ON MY MIND
Russia’s Justice Ministry has gone all Kafka on us. Or more accurately, it has gone more Kafka.
The Justice Ministry proposed this week to amend Russia’s notorious law requiring NGOs that receive foreign funding and engage in political activity to register as “foreign agents.”
Now the Justice Ministry wants to include criticism of the law itself to be considered “political activity.” So, as Vedomosti cleverly put it in a headline, criticizing the law on foreign agents proves you are one.
You really can’t make this stuff up.
Meanwhile Russia’s registry of foreign agents grew to 81 organizations in 2015, a threefold increase over 2014.
IN THE NEWS
Russian prosecutors are targeting opposition leader and anticorruption crusader Aleksei Navalny with a new criminal investigation.
Russian prosecutors have opened a criminal case into Mikhail Prokhorov’s RBC media group.
The United States’ European missile defense shield goes live today.
Pro-Russian authorities in Ukraine’s Crimean Peninsula have blocked access to RFE/RL’s Crimea news website, Krym.Realii.
Lawyers say a proposed prisoner swap to release kidnapped Ukrainian military pilot Nadia Savchenko may not happen.
Russia’s Justice Ministry says criticizing a law requiring foreign-funded NGOs to register as “foreign agents” makes one — a foreign agent.
WHAT I’M READING
Decoding Russian Diplomacy
Anybody who wants to understand Russian foreign policy and the factors and motivations driving it should read Vladimir Frolov regularly.

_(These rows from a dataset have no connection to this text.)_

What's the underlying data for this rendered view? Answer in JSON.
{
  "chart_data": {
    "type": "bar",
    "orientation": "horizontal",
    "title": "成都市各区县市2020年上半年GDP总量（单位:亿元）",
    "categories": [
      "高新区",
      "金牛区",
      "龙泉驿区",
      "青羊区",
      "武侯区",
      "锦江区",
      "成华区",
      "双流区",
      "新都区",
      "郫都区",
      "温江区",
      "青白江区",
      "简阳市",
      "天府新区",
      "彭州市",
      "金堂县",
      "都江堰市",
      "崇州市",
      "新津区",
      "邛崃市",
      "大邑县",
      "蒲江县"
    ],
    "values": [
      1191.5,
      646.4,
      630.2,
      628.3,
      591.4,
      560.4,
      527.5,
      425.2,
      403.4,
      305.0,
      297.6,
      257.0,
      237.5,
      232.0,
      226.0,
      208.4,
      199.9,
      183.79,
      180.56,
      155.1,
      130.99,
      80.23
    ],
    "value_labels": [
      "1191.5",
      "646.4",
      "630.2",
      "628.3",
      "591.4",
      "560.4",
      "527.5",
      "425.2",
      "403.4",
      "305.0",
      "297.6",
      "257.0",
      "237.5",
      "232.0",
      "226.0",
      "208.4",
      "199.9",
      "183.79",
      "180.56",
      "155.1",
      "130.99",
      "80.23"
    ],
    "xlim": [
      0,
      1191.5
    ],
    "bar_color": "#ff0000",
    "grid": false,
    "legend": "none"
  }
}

Here’s the latest from the Moscow-based foreign affairs analyst, “An Unclear Message: Why Russia Is Afraid To Reach An Agreement With The West,” in Slon.ru.
New York University’s Mark Galeotti has penned a new report for the European Council on Foreign Relations, “Putin’s Hydra: Inside Russia’s intelligence.”
“Putin has the intelligence and security community he wanted: a powerful, feral, multi-headed, and obedient hydra,” Galeotti writes. “But it is Putin himself, and his dreams of Russia as a great power, that is the real victim of this badly managed beast. The agencies reinforce his assumptions and play to his fantasies rather than informing and challenging his worldview.”
Transatlanticism In An Age Of Russian Aggression
The Transatlantic Academy’s annual report argues that unity is essential for the West in order to counter an increasingly aggressive Russia.
“The Western response to Russian aggression has in fact been robust and effective, and Western unity has been critical to limiting the damage created by this incursion,” Transatlantic Academy Executive Director Stephen Szabowrites in the report’s introduction. But the true test will be whether this unity can be maintained.
Fiona Hill, a senior fellow at of the Brookings Institution and co-author of the book Mr. Putin: Operative In The Kremlin, has a report for The Bulletin Of Atomic Scientists titled: Putin: The One-Man Show The West Doesn’t Understand.
“Vladimir Putin, the operative-as-autocrat, is without precedent either in Russian history, or at the top of a modern state anywhere else in the world,” Hill writes.
Putin’s Nuclear Brinksmanship
Writing in The National Interest, the Brookings Institution’s Steven Pifer, a former United States ambassador to Ukraine, argues that it is time to push back on Russia’s nuclear threats.
Putin’s Lack Of ‘Helicopter Money’
According to a piece on Open Wall, the blog of Mikhail Khodorkovsky’s Open Russia organization, “somehow, somewhere, the Kremlin needs to find money to throw at the population, before the Duma elections in September.” The problem is, there isn’t enough money.
“Elections are won with helicopter money — throw money at the people below (and stuff the ballot boxes), and victory is almost assured. The problem for the president is that he also needs to keep his retainers happy. Until recently, there has been plenty for everyone to feed at the trough, but as the recession deepens, the number of feeding places is diminishing; and as every keeper knows, sooner or later, animals bite the hand that feeds them.”
Kyiv-based journalist Ian Bateson has a piece in Open Democracy arguing that the decline in Western media coverage of Ukraine has negative consequences for the country’s democratic development.
“This slipping coverage matters for Ukraine because media scrutiny is necessary for accountability,” Bateson writes. “Media as a check on government abuse of power is a cornerstone of any democracy. But foreign media is especially important in Ukraine both because it is what Ukraine’s western bankrollers read and watch, and because Ukrainian media doesn’t play that role.”
Worst Places In Europe To Be Gay
Peter Piper Picked A Peck Of Panama Papers
And the best headline alliteration award of the week goes to…The American Interest for — Putin’s Panama Papers Problem.